Бабай поднялся с кресла, подошел к окну и чуть задвинул занавеску. От этого на кухне стало темнее, и свет от духовки заиграл, словно из сказочного сундука с сокровищами.

– Бабка та не Яга, – сказал Бабай, – настоящая бабка. Знаешь, чем Яга от настоящих отличается? Ягу, ту одолеть можно, если план иметь, а со Стефани так не выйдет!

– А как выйдет? – я разинул рот от предстоящей истории. – Из автомата?

– И из автомата ее не возьмешь, – словно сожалея, сказал Бабай, – у нас, по крайне мере, не вышло.

– Опять ты за старое, – перебила его рассказ Абика, – чего вспомнил? Не надо!

Тут в дверь постучали. Пришли мои родители. Абика, достав из духовки балиш, поставила его на стол. Поев, мы с Бабаем стали одеваться и, взяв санки, вышли на улицу. Снег засыпал подъездную дверь, и нам пришлось откапывать ее руками.

– Так что эта фрау-то? – решил до конца разузнать я у Бабая историю. – Бронированная, что ли? Раз с автомата нельзя.

– На фашистов работала, – резко сказал Бабай, откидывая снег в сторону, – в лагере надзирательницей была. Лютая баба. С солдат живьем кожу снимала и ремни шила. Ремни те на деревьях вешала, а вместо пряжек трещотки цепляла. Лес по ночам играл на ветру. Немцы ее специально держали. Для страху. На такое кто способен, тот явно не человек и не животное даже, – Бабай, отсыпав снег в сторону почтовых ящиков, посмотрел на меня, словно решая, продолжать историю или нет. – Не страшно?

– Нет, – затаив дыхание сказал я, – я сказок не боюсь.

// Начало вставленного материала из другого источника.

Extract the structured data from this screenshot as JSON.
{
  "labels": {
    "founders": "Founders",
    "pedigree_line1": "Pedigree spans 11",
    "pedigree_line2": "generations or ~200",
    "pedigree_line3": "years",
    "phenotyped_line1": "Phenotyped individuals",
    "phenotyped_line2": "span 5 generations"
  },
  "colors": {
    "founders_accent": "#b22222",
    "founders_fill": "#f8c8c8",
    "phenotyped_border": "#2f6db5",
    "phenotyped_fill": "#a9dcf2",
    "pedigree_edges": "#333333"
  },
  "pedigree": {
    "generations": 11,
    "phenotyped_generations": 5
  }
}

– В лагере слух ходил, – продолжил Бабай, – что Стефани и людей ела, а к другому мясу не прикасалась. Редко такое в жизни встретишь, а бывает. Такие люди не сумасшедшие… нет. В крови у них с детства жажда просыпается. Немцы в этом сильны были, науку целую расовую выводили. По полочкам все разложили… Одни рабы, другие слуги, третьи господа… Но даже они Стефани опасались. Комиссию из Берлина привезли. Анализ крови у нее брали. Потом своих солдат к ней водили ночью. Новую расу якобы делать… Было в ней что-то такое, что заставляет тебя холод от ее взгляда испытывать. Жутко на душе становится, когда она смотрела, словно выжимала твои соки из тела. Две ее напарницы по бараку как мумии рядом с ней ходили, высушенные все, а лет им не более двадцати тогда было…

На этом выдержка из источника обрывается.